Se bajó del caballo de un salto, y al sacarse su máscara, causó gran impresión en todos los presentes. Era Jacques, el hermano mayor de Frédéric.

“¿Qué está pasando?” – preguntó Diane con el rostro desfigurado por la impresión. Estaba asustada y confundida. Quería refugiarse en los brazos de su amado, pero aquella situación lo involucraba a él también.

Ocurrió lo que ella tanto temía. “¡Toma tu caballo y sígueme por el bosque!” – le dijo Jacques a su hermano, “Esta noche pagarás por haber asesinado a nuestra madre”.
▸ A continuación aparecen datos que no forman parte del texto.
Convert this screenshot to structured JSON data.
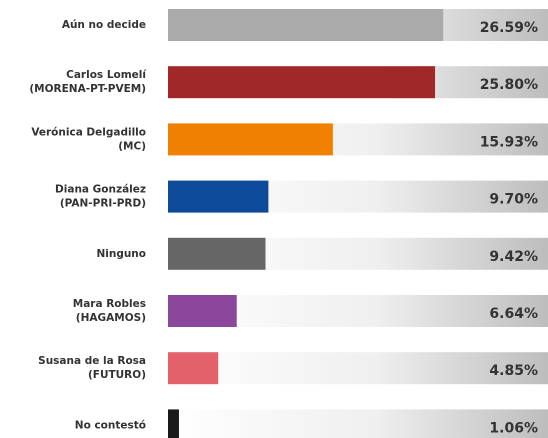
{
  "chart_data": {
    "type": "bar",
    "orientation": "horizontal",
    "categories": [
      [
        "Aún no decide"
      ],
      [
        "Carlos Lomelí",
        "(MORENA-PT-PVEM)"
      ],
      [
        "Verónica Delgadillo",
        "(MC)"
      ],
      [
        "Diana González",
        "(PAN-PRI-PRD)"
      ],
      [
        "Ninguno"
      ],
      [
        "Mara Robles",
        "(HAGAMOS)"
      ],
      [
        "Susana de la Rosa",
        "(FUTURO)"
      ],
      [
        "No contestó"
      ]
    ],
    "values": [
      26.59,
      25.8,
      15.93,
      9.7,
      9.42,
      6.64,
      4.85,
      1.06
    ],
    "value_labels": [
      "26.59%",
      "25.80%",
      "15.93%",
      "9.70%",
      "9.42%",
      "6.64%",
      "4.85%",
      "1.06%"
    ],
    "colors": [
      "#aaaaaa",
      "#a02828",
      "#f08000",
      "#0e4a9a",
      "#666666",
      "#8b479b",
      "#e3616b",
      "#1a1a1a"
    ]
  }
}
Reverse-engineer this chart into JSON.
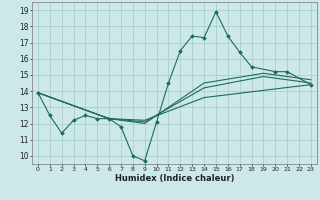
{
  "xlabel": "Humidex (Indice chaleur)",
  "bg_color": "#cce8e8",
  "line_color": "#1e6b5e",
  "grid_color": "#aacece",
  "xlim": [
    -0.5,
    23.5
  ],
  "ylim": [
    9.5,
    19.5
  ],
  "xticks": [
    0,
    1,
    2,
    3,
    4,
    5,
    6,
    7,
    8,
    9,
    10,
    11,
    12,
    13,
    14,
    15,
    16,
    17,
    18,
    19,
    20,
    21,
    22,
    23
  ],
  "yticks": [
    10,
    11,
    12,
    13,
    14,
    15,
    16,
    17,
    18,
    19
  ],
  "series0_x": [
    0,
    1,
    2,
    3,
    4,
    5,
    6,
    7,
    8,
    9,
    10,
    11,
    12,
    13,
    14,
    15,
    16,
    17,
    18,
    20,
    21,
    23
  ],
  "series0_y": [
    13.9,
    12.5,
    11.4,
    12.2,
    12.5,
    12.3,
    12.3,
    11.8,
    10.0,
    9.7,
    12.1,
    14.5,
    16.5,
    17.4,
    17.3,
    18.9,
    17.4,
    16.4,
    15.5,
    15.2,
    15.2,
    14.4
  ],
  "series1_x": [
    0,
    6,
    9,
    14,
    23
  ],
  "series1_y": [
    13.9,
    12.3,
    12.2,
    13.6,
    14.4
  ],
  "series2_x": [
    0,
    6,
    9,
    14,
    19,
    23
  ],
  "series2_y": [
    13.9,
    12.3,
    12.1,
    14.2,
    14.9,
    14.5
  ],
  "series3_x": [
    0,
    6,
    9,
    14,
    19,
    23
  ],
  "series3_y": [
    13.9,
    12.3,
    12.0,
    14.5,
    15.1,
    14.7
  ]
}
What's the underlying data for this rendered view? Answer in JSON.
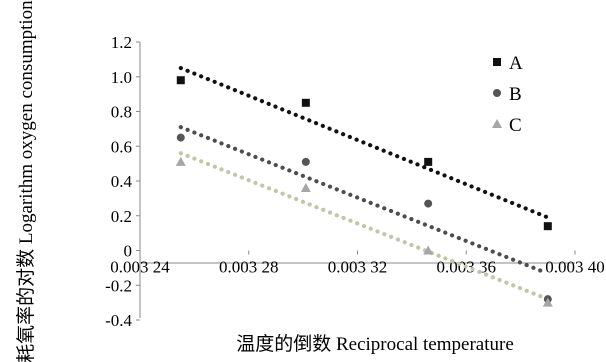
{
  "chart_data": {
    "type": "scatter",
    "title": "",
    "xlabel": "温度的倒数 Reciprocal temperature",
    "ylabel": "耗氧率的对数 Logarithm oxygen consumption rate",
    "xlim": [
      0.00324,
      0.0034
    ],
    "ylim": [
      -0.4,
      1.2
    ],
    "xticks": [
      {
        "value": 0.00324,
        "label": "0.003 24"
      },
      {
        "value": 0.00328,
        "label": "0.003 28"
      },
      {
        "value": 0.00332,
        "label": "0.003 32"
      },
      {
        "value": 0.00336,
        "label": "0.003 36"
      },
      {
        "value": 0.0034,
        "label": "0.003 40"
      }
    ],
    "yticks": [
      {
        "value": -0.4,
        "label": "-0.4"
      },
      {
        "value": -0.2,
        "label": "-0.2"
      },
      {
        "value": 0,
        "label": "0"
      },
      {
        "value": 0.2,
        "label": "0.2"
      },
      {
        "value": 0.4,
        "label": "0.4"
      },
      {
        "value": 0.6,
        "label": "0.6"
      },
      {
        "value": 0.8,
        "label": "0.8"
      },
      {
        "value": 1.0,
        "label": "1.0"
      },
      {
        "value": 1.2,
        "label": "1.2"
      }
    ],
    "grid": false,
    "legend_position": "top-right",
    "series": [
      {
        "name": "A",
        "marker": "square",
        "color": "#111111",
        "trend_color": "#111111",
        "x": [
          0.003255,
          0.003301,
          0.003346,
          0.00339
        ],
        "y": [
          0.98,
          0.85,
          0.51,
          0.14
        ],
        "trend": [
          [
            0.003255,
            1.05
          ],
          [
            0.00339,
            0.19
          ]
        ]
      },
      {
        "name": "B",
        "marker": "circle",
        "color": "#555555",
        "trend_color": "#4d4d4d",
        "x": [
          0.003255,
          0.003301,
          0.003346,
          0.00339
        ],
        "y": [
          0.65,
          0.51,
          0.27,
          -0.28
        ],
        "trend": [
          [
            0.003255,
            0.71
          ],
          [
            0.003388,
            -0.12
          ]
        ]
      },
      {
        "name": "C",
        "marker": "triangle",
        "color": "#a6a6a6",
        "trend_color": "#c4c4a8",
        "x": [
          0.003255,
          0.003301,
          0.003346,
          0.00339
        ],
        "y": [
          0.51,
          0.36,
          0.0,
          -0.3
        ],
        "trend": [
          [
            0.003255,
            0.56
          ],
          [
            0.00339,
            -0.28
          ]
        ]
      }
    ]
  }
}
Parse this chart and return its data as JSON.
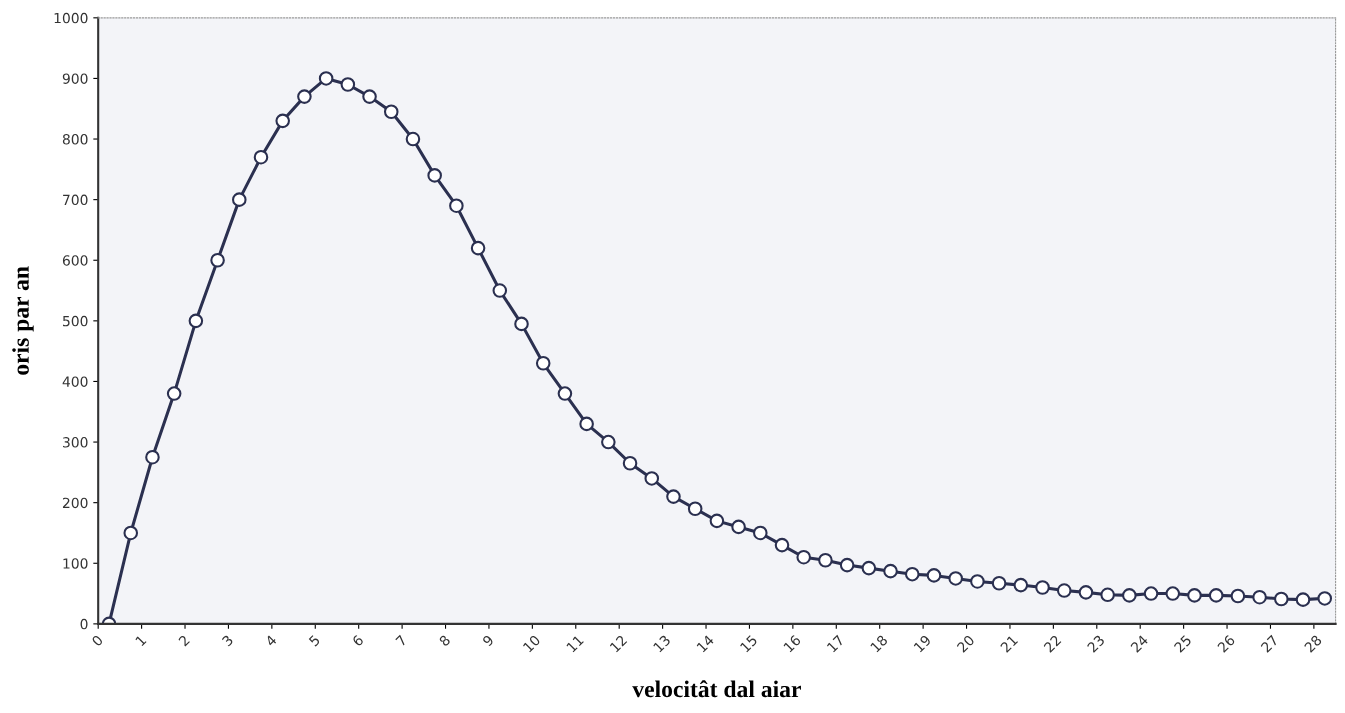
{
  "chart_data": {
    "type": "line",
    "xlabel": "velocitât dal aiar",
    "ylabel": "oris par an",
    "x": [
      0.25,
      0.75,
      1.25,
      1.75,
      2.25,
      2.75,
      3.25,
      3.75,
      4.25,
      4.75,
      5.25,
      5.75,
      6.25,
      6.75,
      7.25,
      7.75,
      8.25,
      8.75,
      9.25,
      9.75,
      10.25,
      10.75,
      11.25,
      11.75,
      12.25,
      12.75,
      13.25,
      13.75,
      14.25,
      14.75,
      15.25,
      15.75,
      16.25,
      16.75,
      17.25,
      17.75,
      18.25,
      18.75,
      19.25,
      19.75,
      20.25,
      20.75,
      21.25,
      21.75,
      22.25,
      22.75,
      23.25,
      23.75,
      24.25,
      24.75,
      25.25,
      25.75,
      26.25,
      26.75,
      27.25,
      27.75,
      28.25
    ],
    "series": [
      {
        "color": "#2b3050",
        "values": [
          0,
          150,
          275,
          380,
          500,
          600,
          700,
          770,
          830,
          870,
          900,
          890,
          870,
          845,
          800,
          740,
          690,
          620,
          550,
          495,
          430,
          380,
          330,
          300,
          265,
          240,
          210,
          190,
          170,
          160,
          150,
          130,
          110,
          105,
          97,
          92,
          87,
          82,
          80,
          75,
          70,
          67,
          64,
          60,
          55,
          52,
          48,
          47,
          50,
          50,
          47,
          47,
          46,
          44,
          41,
          40,
          42
        ]
      }
    ],
    "xlim": [
      0,
      28.5
    ],
    "xticks": [
      0,
      1,
      2,
      3,
      4,
      5,
      6,
      7,
      8,
      9,
      10,
      11,
      12,
      13,
      14,
      15,
      16,
      17,
      18,
      19,
      20,
      21,
      22,
      23,
      24,
      25,
      26,
      27,
      28
    ],
    "ylim": [
      0,
      1000
    ],
    "yticks": [
      0,
      100,
      200,
      300,
      400,
      500,
      600,
      700,
      800,
      900,
      1000
    ],
    "grid": false,
    "legend": false,
    "marker": "circle",
    "line_style": "solid"
  }
}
Se escuchó un grito ahogado en toda la habitación, seguido de un murmullo incesante. Frédéric se alejó de Diane sin decir una palabra, y montó su caballo negro para salir a aquella fría noche de invierno y lanzarse en una batalla a muerte con su hermano mayor.

Galoparon hasta que se habían alejado lo suficiente de la fiesta. Se encontraban perdidos entre los 14 kilómetros de bosque que rodeaban el castillo de Chambord.

Entre insultos y frases entrecortadas por la rabia, Jacques se bajó de su caballo. Tenía 26 años, se parecía mucho a su hermano, pero era un poco más alto y musculoso. Lucía un disfraz, como si alguna vez hubiese tenido la intención de ir al baile.

Desenvainó su espada, y Frédéric le siguió. Inmediatamente, y sin pensarlo, se batieron a duelo. Se oía con nitidez el choque de los metales, y Jacques no dejaba de gritar. Guiado por la rabia, sus movimientos eran mucho más rápidos y acertados que los de Frédéric.

Parecía que el hermano menor estaba dispuesto a morir. Aquella tarde había envenenado a su madre sin piedad. Ahora, tal vez se arrepentía, y veía la muerte como el único castigo que podría liberarlo de la inmensa culpa que sentía.

No sabía por qué lo había hecho, ni siquiera sabía por qué seguía luchando si él mismo sentía que debía morir. Claire siempre había sido una mujer maravillosa, la mejor madre que pudo tener, y él estaba consciente de ello, pero todo había ocurrido en un momento de arrebato, y no había tenido la suficiente hombría como para confesarle a su hermano lo que había hecho. Escondió el cuerpo de su madre en el armario, y antes de cerrarlo, le cubrió con sus ropas los ojos aún abiertos que parecían preguntarle el motivo de aquel asesinato.

Sumido en sus pensamientos, casi no alcanzó a notar cuando Frédéric lo atravesó con su espada afilada. 
Aunque la herida no había sido en su corazón, no tardaría en morir desangrado.

Escuchó que algunos carruajes llegaban al lugar donde se encontraban, pudo oír también los gritos de Diane, que le rogaba desde la lejanía que tuviera fuerzas, que no la dejara. Sintió cómo su mejor amigo, Loic, lo levantaba del suelo. Y otros dos asistentes al baile, a quienes no pudo reconocer, lo ayudaban en vano.

“Jamás podré perdonarte”, dijo Jacques, y eso fue lo último que Frédéric alcanzó a oír antes de que su corazón dejara de latir. Aquella noche se llevaba a la tumba el amor, la esperanza y la culpa.